The body on a chip is basically a miniaturized system of human organs to model the body’s response to harmful agents and develop potential therapies. Human cells are used to create tiny organ-like structures that mimic the function of the heart, liver, lung, blood vessels, etc. Placed on a 2-inch chip, these structures are connected to a system of fluid channels and sensors to provide online monitoring of individual organs and the overall organ system.
This research is supported by the Defense Threat Reduction Agency with the intent to test the body’s response to chemical and biological warfare, but it can also be used to test the effects of new drugs.

How could it benefit people with diseases like cancer?

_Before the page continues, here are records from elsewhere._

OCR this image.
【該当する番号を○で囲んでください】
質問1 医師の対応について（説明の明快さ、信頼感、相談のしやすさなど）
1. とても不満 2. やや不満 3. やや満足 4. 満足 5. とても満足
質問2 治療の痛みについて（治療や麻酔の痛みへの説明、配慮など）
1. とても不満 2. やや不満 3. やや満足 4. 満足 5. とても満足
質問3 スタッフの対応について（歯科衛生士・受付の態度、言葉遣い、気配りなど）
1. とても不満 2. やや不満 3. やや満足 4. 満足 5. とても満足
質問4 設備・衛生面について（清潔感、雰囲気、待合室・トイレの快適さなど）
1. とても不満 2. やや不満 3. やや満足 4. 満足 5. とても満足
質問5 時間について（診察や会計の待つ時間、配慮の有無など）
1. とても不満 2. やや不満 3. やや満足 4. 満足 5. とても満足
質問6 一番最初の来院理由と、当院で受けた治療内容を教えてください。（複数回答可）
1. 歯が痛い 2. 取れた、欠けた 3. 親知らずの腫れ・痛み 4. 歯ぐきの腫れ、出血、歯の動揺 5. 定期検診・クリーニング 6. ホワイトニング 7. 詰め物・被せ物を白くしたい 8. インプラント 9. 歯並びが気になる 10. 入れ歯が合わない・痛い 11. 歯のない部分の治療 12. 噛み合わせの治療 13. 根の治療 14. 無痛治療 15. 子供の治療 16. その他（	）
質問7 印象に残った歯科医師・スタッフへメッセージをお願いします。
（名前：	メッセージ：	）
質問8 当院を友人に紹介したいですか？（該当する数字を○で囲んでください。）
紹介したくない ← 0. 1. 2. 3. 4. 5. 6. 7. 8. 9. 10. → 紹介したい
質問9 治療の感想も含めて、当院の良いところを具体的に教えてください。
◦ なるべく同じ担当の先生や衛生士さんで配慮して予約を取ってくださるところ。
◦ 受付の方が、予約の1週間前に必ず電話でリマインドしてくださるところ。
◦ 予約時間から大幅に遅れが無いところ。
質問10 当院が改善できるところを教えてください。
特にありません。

In addition to working on systems with additional organs, we are also working on “tumors on a chip.” By using a patient’s own cancer cells to grow micro-tumors in the lab, we aim to predict how patients would respond to treatment in order to optimize their care. The model can also help predict where a patient’s tumor is likely to spread.

How do you see the future of regenerative medicine?

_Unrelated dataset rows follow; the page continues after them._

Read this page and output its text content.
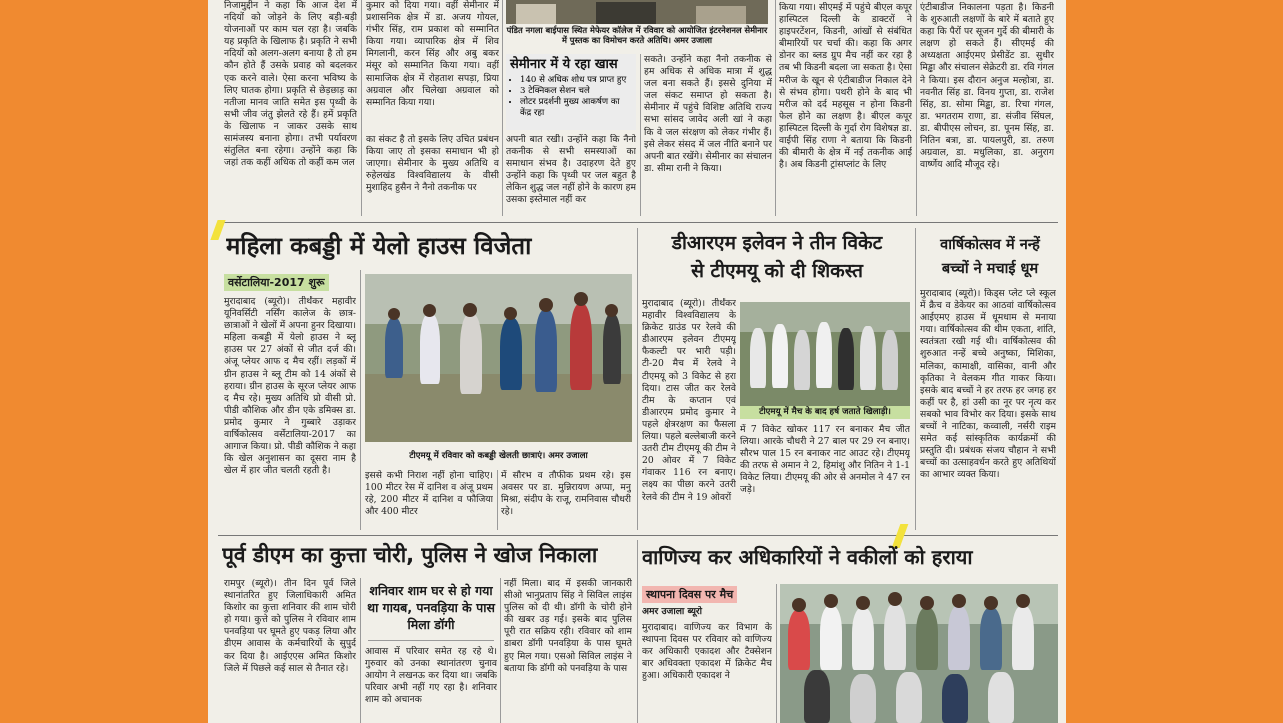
निजामुद्दीन ने कहा कि आज देश में नदियों को जोड़ने के लिए बड़ी-बड़ी योजनाओं पर काम चल रहा है। जबकि यह प्रकृति के खिलाफ है। प्रकृति ने सभी नदियों को अलग-अलग बनाया है तो हम कौन होते हैं उसके प्रवाह को बदलकर एक करने वाले। ऐसा करना भविष्य के लिए घातक होगा। प्रकृति से छेड़छाड़ का नतीजा मानव जाति समेत इस पृथ्वी के सभी जीव जंतु झेलते रहे हैं। हमें प्रकृति के खिलाफ न जाकर उसके साथ सामंजस्य बनाना होगा। तभी पर्यावरण संतुलित बना रहेगा। उन्होंने कहा कि जहां तक कहीं अधिक तो कहीं कम जल

कुमार को दिया गया। वहीं सेमीनार में प्रशासनिक क्षेत्र में डा. अजय गोयल, गंभीर सिंह, राम प्रकाश को सम्मानित किया गया। व्यापारिक क्षेत्र में शिव मिगलानी, करन सिंह और अबु बकर मंसूर को सम्मानित किया गया। वहीं सामाजिक क्षेत्र में रोहताश सपड़ा, प्रिया अग्रवाल और चिलेखा अग्रवाल को सम्मानित किया गया।

का संकट है तो इसके लिए उचित प्रबंधन किया जाए तो इसका समाधान भी हो जाएगा। सेमीनार के मुख्य अतिथि व रुहेलखंड विश्वविद्यालय के वीसी मुशाहिद हुसैन ने नैनो तकनीक पर

पंडित नगला बाईपास स्थित मेफेयर कॉलेज में रविवार को आयोजित इंटरनेशनल सेमीनार में पुस्तक का विमोचन करते अतिथि। अमर उजाला
सेमीनार में ये रहा खास
• 140 से अधिक शोध पत्र प्राप्त हुए
• 3 टेक्निकल सेशन चले
• लोटर प्रदर्शनी मुख्य आकर्षण का केंद्र रहा

अपनी बात रखी। उन्होंने कहा कि नैनो तकनीक से सभी समस्याओं का समाधान संभव है। उदाहरण देते हुए उन्होंने कहा कि पृथ्वी पर जल बहुत है लेकिन शुद्ध जल नहीं होने के कारण हम उसका इस्तेमाल नहीं कर

सकते। उन्होंने कहा नैनो तकनीक से हम अधिक से अधिक मात्रा में शुद्ध जल बना सकते हैं। इससे दुनिया में जल संकट समाप्त हो सकता है। सेमीनार में पहुंचे विशिष्ट अतिथि राज्य सभा सांसद जावेद अली खां ने कहा कि वे जल संरक्षण को लेकर गंभीर हैं। इसे लेकर संसद में जल नीति बनाने पर अपनी बात रखेंगे। सेमीनार का संचालन डा. सीमा रानी ने किया।

किया गया। सीएमई में पहुंचे बीएल कपूर हास्पिटल दिल्ली के डाक्टरों ने हाइपरटेंशन, किडनी, आंखों से संबंधित बीमारियों पर चर्चा की। कहा कि अगर डोनर का ब्लड ग्रुप मैच नहीं कर रहा है तब भी किडनी बदला जा सकता है। ऐसा मरीज के खून से एंटीबाडीज निकाल देने से संभव होगा। पथरी होने के बाद भी मरीज को दर्द महसूस न होना किडनी फेल होने का लक्षण है। बीएल कपूर हास्पिटल दिल्ली के गुर्दा रोग विशेषज्ञ डा. वाईपी सिंह राणा ने बताया कि किडनी की बीमारी के क्षेत्र में नई तकनीक आई है। अब किडनी ट्रांसप्लांट के लिए

एंटीबाडीज निकालना पड़ता है। किडनी के शुरुआती लक्षणों के बारे में बताते हुए कहा कि पैरों पर सूजन गुर्दे की बीमारी के लक्षण हो सकते हैं। सीएमई की अध्यक्षता आईएमए प्रेसीडेंट डा. सुधीर मिड्ढा और संचालन सेक्रेटरी डा. रवि गंगल ने किया। इस दौरान अनुज मल्होत्रा, डा. नवनीत सिंह डा. विनय गुप्ता, डा. राजेश सिंह, डा. सोमा मिड्ढा, डा. रिचा गंगल, डा. भगतराम राणा, डा. संजीव सिंघल, डा. बीपीएस लोचन, डा. पूनम सिंह, डा. नितिन बत्रा, डा. पायलपुरी, डा. तरुण अग्रवाल, डा. मधुलिका, डा. अनुराग वार्ष्णेय आदि मौजूद रहे।

महिला कबड्डी में येलो हाउस विजेता
वर्सेटालिया-2017 शुरू

मुरादाबाद (ब्यूरो)। तीर्थंकर महावीर यूनिवर्सिटी नर्सिंग कालेज के छात्र-छात्राओं ने खेलों में अपना हुनर दिखाया। महिला कबड्डी में येलो हाउस ने ब्लू हाउस पर 27 अंकों से जीत दर्ज की। अंजू प्लेयर आफ द मैच रहीं। लड़कों में ग्रीन हाउस ने ब्लू टीम को 14 अंकों से हराया। ग्रीन हाउस के सूरज प्लेयर आफ द मैच रहे। मुख्य अतिथि प्रो वीसी प्रो. पीडी कौशिक और डीन एके डमिक्स डा. प्रमोद कुमार ने गुब्बारे उड़ाकर वार्षिकोत्सव वर्सेटालिया-2017 का आगाज किया। प्रो. पीडी कौशिक ने कहा कि खेल अनुशासन का दूसरा नाम है खेल में हार जीत चलती रहती है।

टीएमयू में रविवार को कबड्डी खेलती छात्राएं। अमर उजाला

इससे कभी निराश नहीं होना चाहिए। 100 मीटर रेस में दानिश व अंजू प्रथम रहे, 200 मीटर में दानिश व फौजिया और 400 मीटर

में सौरभ व तौफीक प्रथम रहे। इस अवसर पर डा. मुन्निरायण अप्पा, मनु मिश्रा, संदीप के राजू, रामनिवास चौधरी रहे।

डीआरएम इलेवन ने तीन विकेट
से टीएमयू को दी शिकस्त

मुरादाबाद (ब्यूरो)। तीर्थंकर महावीर विश्वविद्यालय के क्रिकेट ग्राउंड पर रेलवे की डीआरएम इलेवन टीएमयू फैकल्टी पर भारी पड़ी। टी-20 मैच में रेलवे ने टीएमयू को 3 विकेट से हरा दिया। टास जीत कर रेलवे टीम के कप्तान एवं डीआरएम प्रमोद कुमार ने पहले क्षेत्ररक्षण का फैसला लिया। पहले बल्लेबाजी करने उतरी टीम टीएमयू की टीम ने 20 ओवर में 7 विकेट गंवाकर 116 रन बनाए। लक्ष्य का पीछा करने उतरी रेलवे की टीम ने 19 ओवरों

टीएमयू में मैच के बाद हर्ष जताते खिलाड़ी।

में 7 विकेट खोकर 117 रन बनाकर मैच जीत लिया। आरके चौधरी ने 27 बाल पर 29 रन बनाए। सौरभ पाल 15 रन बनाकर नाट आउट रहे। टीएमयू की तरफ से अमान ने 2, हिमांशु और नितिन ने 1-1 विकेट लिया। टीएमयू की ओर से अनमोल ने 47 रन जड़े।

वार्षिकोत्सव में नन्हें
बच्चों ने मचाई धूम

मुरादाबाद (ब्यूरो)। किड्स प्लेट प्ले स्कूल में क्रैच व डेकेयर का आठवां वार्षिकोत्सव आईएमए हाउस में धूमधाम से मनाया गया। वार्षिकोत्सव की थीम एकता, शांति, स्वतंत्रता रखी गई थी। वार्षिकोत्सव की शुरुआत नन्हें बच्चे अनुष्का, मिशिका, मलिका, कामाक्षी, वासिका, वानी और कृतिका ने वेलकम गीत गाकर किया। इसके बाद बच्चों ने हर तरफ हर जगह हर कहीं पर है, हां उसी का नूर पर नृत्य कर सबको भाव विभोर कर दिया। इसके साथ बच्चों ने नाटिका, कव्वाली, नर्सरी राइम समेत कई सांस्कृतिक कार्यक्रमों की प्रस्तुति दी। प्रबंधक संजय चौहान ने सभी बच्चों का उत्साहवर्धन करते हुए अतिथियों का आभार व्यक्त किया।

पूर्व डीएम का कुत्ता चोरी, पुलिस ने खोज निकाला

रामपुर (ब्यूरो)। तीन दिन पूर्व जिले स्थानांतरित हुए जिलाधिकारी अमित किशोर का कुत्ता शनिवार की शाम चोरी हो गया। कुत्ते को पुलिस ने रविवार शाम पनवड़िया पर घूमते हुए पकड़ लिया और डीएम आवास के कर्मचारियों के सुपुर्द कर दिया है। आईएएस अमित किशोर जिले में पिछले कई साल से तैनात रहे।

शनिवार शाम घर से हो गया था गायब, पनवड़िया के पास मिला डॉगी

आवास में परिवार समेत रह रहे थे। गुरुवार को उनका स्थानांतरण चुनाव आयोग ने लखनऊ कर दिया था। जबकि परिवार अभी नहीं गए रहा है। शनिवार शाम को अचानक

नहीं मिला। बाद में इसकी जानकारी सीओ भानुप्रताप सिंह ने सिविल लाइंस पुलिस को दी थी। डॉगी के चोरी होने की खबर उड़ गई। इसके बाद पुलिस पूरी रात सक्रिय रही। रविवार को शाम डाबरा डॉगी पनवड़िया के पास घूमते हुए मिल गया। एसओ सिविल लाइंस ने बताया कि डॉगी को पनवड़िया के पास

वाणिज्य कर अधिकारियों ने वकीलों को हराया
स्थापना दिवस पर मैच

अमर उजाला ब्यूरो

मुरादाबाद। वाणिज्य कर विभाग के स्थापना दिवस पर रविवार को वाणिज्य कर अधिकारी एकादश और टैक्सेशन बार अधिवक्ता एकादश में क्रिकेट मैच हुआ। अधिकारी एकादश ने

The future of medicine, especially where it intersects with regenerative medicine, is very exciting. At our Institute, we are working to develop cell therapies and replacement tissues and organs for more than 40 different areas of the body. Projects range from blood vessels to kidneys to cell therapies for lung disease and hemophilia. We are pursuing multiple strategies, including 3D bioprinting to move our projects forward to meet our ultimate goal – making patients’ lives better.

If the human regeneration holds the potential to rejuvenate, heal, or completely replace damaged tissue and organs, what impact do you think it will have on how we think about aging and death?
Our approach to regenerative medicine is to improve people’s lives. The intent is not to prolong lives necessarily, but to ease suffering. For example, someone experiencing kidney failure will someday, hopefully, be able to have a new kidney made from their own cells implanted which means no rejection or the need for anti-rejection medicines for the rest of their lives.